Paying off your home loan early can save you thousands of dollars in interest and give you financial freedom sooner. If you’re eager to pay off your mortgage faster, there are several strategies you can use to accelerate the process. In this blog, we’ll walk you through some of the best methods to help you pay off your home loan ahead of schedule.
One of the most effective ways to pay off your home loan faster is to make extra repayments. Even small additional payments can have a significant impact on the total interest you pay over the life of the loan.
Example:
If you make an additional $100 a week on a $300,000 mortgage, you could save thousands in interest and reduce your loan term by several years.
An offset account is a savings account linked to your mortgage. The balance in this account is used to reduce the interest charged on your home loan. For example, if you have a $300,000 mortgage and $20,000 in your offset account, you’ll only be charged interest on $280,000.
Benefit:
By regularly adding funds to your offset account, you’ll pay down your home loan faster without making additional repayments.
If interest rates have dropped or your current lender isn’t offering competitive rates, consider refinancing your home loan. Refinancing can reduce your monthly repayments, but it can also be a strategy to shorten your loan term by maintaining your original repayment amount with a lower interest rate.
Example:
If you reduce your interest rate by 1% and keep your repayments the same, you could save thousands over the life of the loan and pay it off much faster.
By splitting your monthly repayment in half and paying it fortnightly, you end up making one extra payment each year. Over time, this can have a significant effect on the length of your loan and the total interest you pay.
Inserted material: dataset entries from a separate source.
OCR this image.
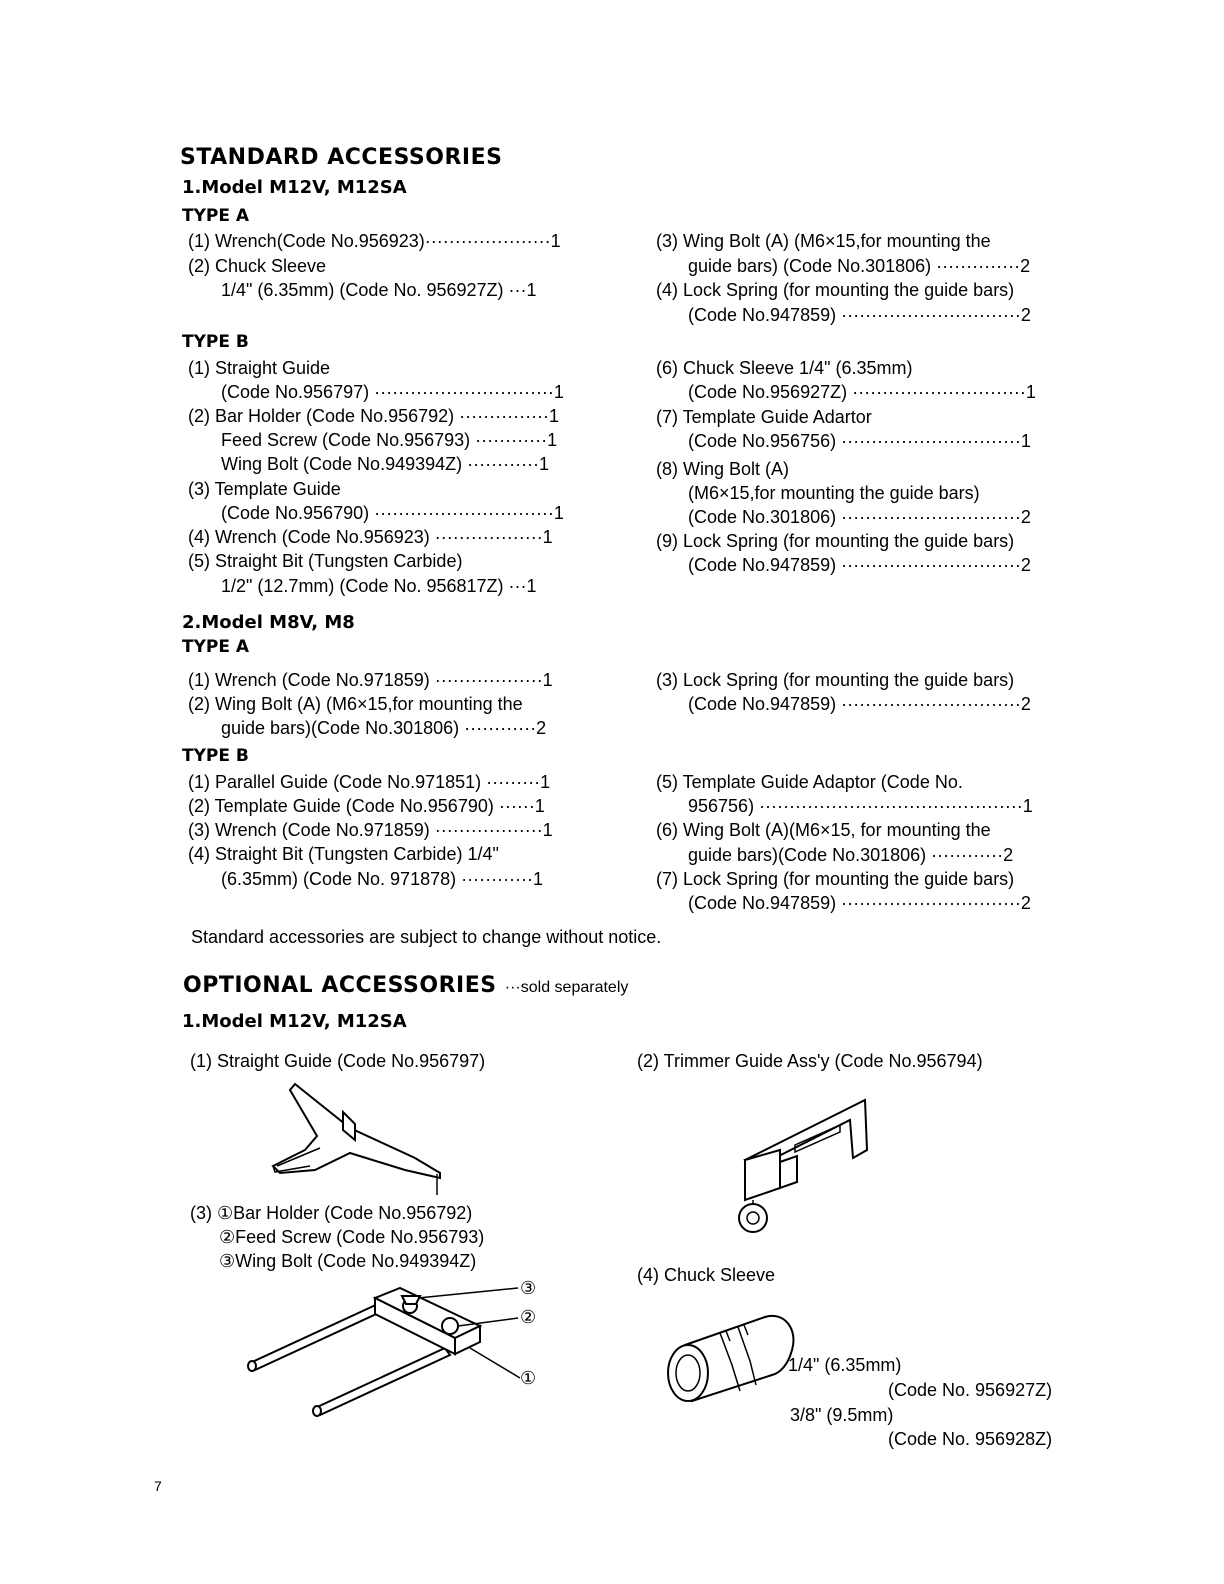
STANDARD ACCESSORIES
1.Model M12V, M12SA
TYPE A
(1) Wrench(Code No.956923)·····················1
(2) Chuck Sleeve
1/4" (6.35mm) (Code No. 956927Z) ···1
(3) Wing Bolt (A) (M6×15,for mounting the
guide bars) (Code No.301806) ··············2
(4) Lock Spring (for mounting the guide bars)
(Code No.947859) ······························2
TYPE B
(1) Straight Guide
(Code No.956797) ······························1
(2) Bar Holder (Code No.956792) ···············1
Feed Screw (Code No.956793) ············1
Wing Bolt (Code No.949394Z) ············1
(3) Template Guide
(Code No.956790) ······························1
(4) Wrench (Code No.956923) ··················1
(5) Straight Bit (Tungsten Carbide)
1/2" (12.7mm) (Code No. 956817Z) ···1
(6) Chuck Sleeve 1/4" (6.35mm)
(Code No.956927Z) ·····························1
(7) Template Guide Adartor
(Code No.956756) ······························1
(8) Wing Bolt (A)
(M6×15,for mounting the guide bars)
(Code No.301806) ······························2
(9) Lock Spring (for mounting the guide bars)
(Code No.947859) ······························2
2.Model M8V, M8
TYPE A
(1) Wrench (Code No.971859) ··················1
(2) Wing Bolt (A) (M6×15,for mounting the
guide bars)(Code No.301806) ············2
(3) Lock Spring (for mounting the guide bars)
(Code No.947859) ······························2
TYPE B
(1) Parallel Guide (Code No.971851) ·········1
(2) Template Guide (Code No.956790) ······1
(3) Wrench (Code No.971859) ··················1
(4) Straight Bit (Tungsten Carbide) 1/4"
(6.35mm) (Code No. 971878) ············1
(5) Template Guide Adaptor (Code No.
956756) ············································1
(6) Wing Bolt (A)(M6×15, for mounting the
guide bars)(Code No.301806) ············2
(7) Lock Spring (for mounting the guide bars)
(Code No.947859) ······························2
Standard accessories are subject to change without notice.
OPTIONAL ACCESSORIES ···sold separately
1.Model M12V, M12SA
(1) Straight Guide (Code No.956797)	(2) Trimmer Guide Ass'y (Code No.956794)
(3) ①Bar Holder (Code No.956792)
②Feed Screw (Code No.956793)
③Wing Bolt (Code No.949394Z)
(4) Chuck Sleeve
1/4" (6.35mm)
(Code No. 956927Z)
3/8" (9.5mm)
(Code No. 956928Z)
③
②
①
7
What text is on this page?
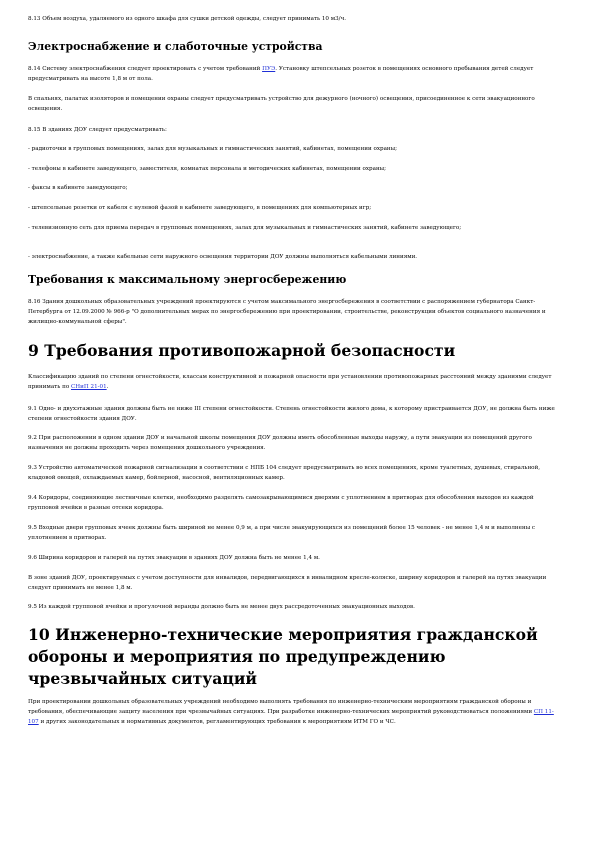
8.13 Объем воздуха, удаляемого из одного шкафа для сушки детской одежды, следует принимать 10 м3/ч.

Электроснабжение и слаботочные устройства

8.14 Систему электроснабжения следует проектировать с учетом требований ПУЭ. Установку штепсельных розеток в помещениях основного пребывания детей следует предусматривать на высоте 1,8 м от пола.

В спальнях, палатах изоляторов и помещении охраны следует предусматривать устройство для дежурного (ночного) освещения, присоединенное к сети эвакуационного освещения.

8.15 В зданиях ДОУ следует предусматривать:

- радиоточки в групповых помещениях, залах для музыкальных и гимнастических занятий, кабинетах, помещении охраны;

- телефоны в кабинете заведующего, заместителя, комнатах персонала и методических кабинетах, помещении охраны;

- факсы в кабинете заведующего;

- штепсельные розетки от кабеля с нулевой фазой в кабинете заведующего, в помещениях для компьютерных игр;

- телевизионную сеть для приема передач в групповых помещениях, залах для музыкальных и гимнастических занятий, кабинете заведующего;

- электроснабжение, а также кабельные сети наружного освещения территории ДОУ должны выполняться кабельными линиями.

Требования к максимальному энергосбережению

8.16 Здания дошкольных образовательных учреждений проектируются с учетом максимального энергосбережения в соответствии с распоряжением губернатора Санкт-Петербурга от 12.09.2000 № 966-р "О дополнительных мерах по энергосбережению при проектировании, строительстве, реконструкции объектов социального назначения и жилищно-коммунальной сферы".

9 Требования противопожарной безопасности

Классификацию зданий по степени огнестойкости, классам конструктивной и пожарной опасности при установлении противопожарных расстояний между зданиями следует принимать по СНиП 21-01.

9.1 Одно- и двухэтажные здания должны быть не ниже III степени огнестойкости. Степень огнестойкости жилого дома, к которому пристраивается ДОУ, не должна быть ниже степени огнестойкости здания ДОУ.

9.2 При расположении в одном здании ДОУ и начальной школы помещения ДОУ должны иметь обособленные выходы наружу, а пути эвакуации из помещений другого назначения не должны проходить через помещения дошкольного учреждения.

9.3 Устройство автоматической пожарной сигнализации в соответствии с НПБ 104 следует предусматривать во всех помещениях, кроме туалетных, душевых, стиральной, кладовой овощей, охлаждаемых камер, бойлерной, насосной, вентиляционных камер.

9.4 Коридоры, соединяющие лестничные клетки, необходимо разделять самозакрывающимися дверями с уплотнением в притворах для обособления выходов из каждой групповой ячейки в разные отсеки коридора.

9.5 Входные двери групповых ячеек должны быть шириной не менее 0,9 м, а при числе эвакуирующихся из помещений более 15 человек - не менее 1,4 м и выполнены с уплотнением в притворах.

9.6 Ширина коридоров и галерей на путях эвакуации в зданиях ДОУ должна быть не менее 1,4 м.

В зоне зданий ДОУ, проектируемых с учетом доступности для инвалидов, передвигающихся в инвалидном кресле-коляске, ширину коридоров и галерей на путях эвакуации следует принимать не менее 1,8 м.

9.5 Из каждой групповой ячейки и прогулочной веранды должно быть не менее двух рассредоточенных эвакуационных выходов.

10 Инженерно-технические мероприятия гражданской обороны и мероприятия по предупреждению чрезвычайных ситуаций

При проектировании дошкольных образовательных учреждений необходимо выполнять требования по инженерно-техническим мероприятиям гражданской обороны и требования, обеспечивающие защиту населения при чрезвычайных ситуациях. При разработке инженерно-технических мероприятий руководствоваться положениями СП 11-107 и других законодательных и нормативных документов, регламентирующих требования к мероприятиям ИТМ ГО и ЧС.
Rounding up your repayments to the nearest $100 or $500 can make a big difference over time. For instance, if your mortgage repayment is $1,723, you can round it up to $1,800 or $2,000. This small change may feel insignificant now, but it can shave years off your mortgage in the long run.
If you receive a tax refund, bonus, or any other lump-sum payment, consider using it to make a lump-sum repayment toward your mortgage. Even a one-time extra payment can have a big impact.
Example:
A $5,000 lump-sum payment could reduce your mortgage by a significant amount, cutting down your repayment term and interest payments.
While your repayments may be higher with a shorter loan term, switching from a 30-year mortgage to a 20-year mortgage can save you a significant amount of money in interest, even if the interest rate remains the same.
One of the easiest ways to make extra repayments is by cutting out non-essential expenses and redirecting those savings towards your home loan. Small changes in your spending habits can free up extra funds to contribute to paying off your mortgage faster.
Tip: Track your expenses for a month to identify areas where you can cut back and then apply the savings to your mortgage.
Paying off your home loan faster is possible with the right strategies in place. Whether it’s by making extra repayments, refinancing to a lower rate, or using an offset account, there are many ways to accelerate the repayment process.
If you’re serious about becoming mortgage-free sooner, start by implementing one or more of these strategies today, and watch your mortgage balance shrink faster than you expected!